Orfani, poveri ed ignoranti.

a cura di Emanuele Ferretti

 

Ho appena finito di parlare con gli amici al Baretto della disfatta contro gli svedesi. La maggior parte di noi non sapeva nemmeno con chiarezza quale fosse la capitale della Svezia. Da lì, il passo è stato breve: è iniziata prepotentemente una “sfida delle capitali”. Si sa, quando inizia un gioco del genere, uno finisce per ripassare tutto il programma di geografia delle scuole medie. Mettici anche che c’era la stragrande maggioranza di testosterone nell’aria, improvvisare un mash-up di Capitali e Campionati mondiali di calcio è stato facile, dovendo indovinare, appunto, il luogo in cui si giocò un certo mondiale in un determinato anno.  
Servivano distrazioni quella sera, erano necessarie per l’umore: vincere almeno un’insignificante sfida di geografia avrebbe giovato a tutti quei semplici sistemi nervosi. In sottofondo si sente ancora il telecronista Rai:” L’Italia è fuori dai mondiali di calcio per la prima volta dal 1958”.

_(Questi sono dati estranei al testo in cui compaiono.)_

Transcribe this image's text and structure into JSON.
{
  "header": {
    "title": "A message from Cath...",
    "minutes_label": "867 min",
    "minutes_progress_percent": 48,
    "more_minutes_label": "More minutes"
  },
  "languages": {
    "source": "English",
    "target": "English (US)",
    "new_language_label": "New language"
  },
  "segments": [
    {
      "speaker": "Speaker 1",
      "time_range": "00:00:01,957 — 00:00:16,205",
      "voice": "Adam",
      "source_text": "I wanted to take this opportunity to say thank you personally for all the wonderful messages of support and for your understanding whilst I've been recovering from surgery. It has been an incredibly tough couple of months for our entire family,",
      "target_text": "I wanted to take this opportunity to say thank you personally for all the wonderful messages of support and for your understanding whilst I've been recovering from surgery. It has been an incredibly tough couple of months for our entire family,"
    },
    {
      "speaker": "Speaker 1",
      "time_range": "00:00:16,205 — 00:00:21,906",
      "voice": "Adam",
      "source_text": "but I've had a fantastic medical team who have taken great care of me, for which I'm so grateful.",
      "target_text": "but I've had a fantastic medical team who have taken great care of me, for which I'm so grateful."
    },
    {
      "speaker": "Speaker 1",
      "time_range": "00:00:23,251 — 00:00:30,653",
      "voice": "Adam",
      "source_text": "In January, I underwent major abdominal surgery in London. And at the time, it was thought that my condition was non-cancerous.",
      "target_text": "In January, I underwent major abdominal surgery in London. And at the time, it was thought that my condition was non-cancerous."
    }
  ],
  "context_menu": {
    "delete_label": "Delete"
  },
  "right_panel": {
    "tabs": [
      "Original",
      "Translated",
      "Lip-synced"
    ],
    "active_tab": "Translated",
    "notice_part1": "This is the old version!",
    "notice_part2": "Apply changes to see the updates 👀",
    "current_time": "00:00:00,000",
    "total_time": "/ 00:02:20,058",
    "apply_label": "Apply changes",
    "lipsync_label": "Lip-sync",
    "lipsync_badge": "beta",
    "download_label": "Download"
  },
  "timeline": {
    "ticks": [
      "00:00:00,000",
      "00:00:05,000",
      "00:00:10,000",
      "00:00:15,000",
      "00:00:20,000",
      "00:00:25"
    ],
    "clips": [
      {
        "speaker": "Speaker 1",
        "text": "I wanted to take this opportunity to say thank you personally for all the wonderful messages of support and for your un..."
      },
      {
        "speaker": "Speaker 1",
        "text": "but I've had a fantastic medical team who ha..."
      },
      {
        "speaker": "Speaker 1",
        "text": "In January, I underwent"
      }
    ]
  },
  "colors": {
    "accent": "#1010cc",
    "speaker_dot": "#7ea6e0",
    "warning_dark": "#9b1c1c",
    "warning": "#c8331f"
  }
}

Tutti noi abbiamo un amico scaramantico; in fondo le nostre speranze più profonde a volte ci portano a esserlo a sua vota. Gli ho chiesto quale fosse la Capitale in cui l’Italia uscì dai mondiali nel ’58… Beh, da pochi giorni ho iniziato ad essere seriamente scaramantico anche io. Non sono qui, però, per parlare di dispiaceri, di colpe o di casualità, tantomeno ho voglia di porre interrogativi esistenziali su Cosa Sia il Calcio. Non c’è molto da fare: chiniamo la testa, una mano sul cuore e ormai una anche sul portafogli.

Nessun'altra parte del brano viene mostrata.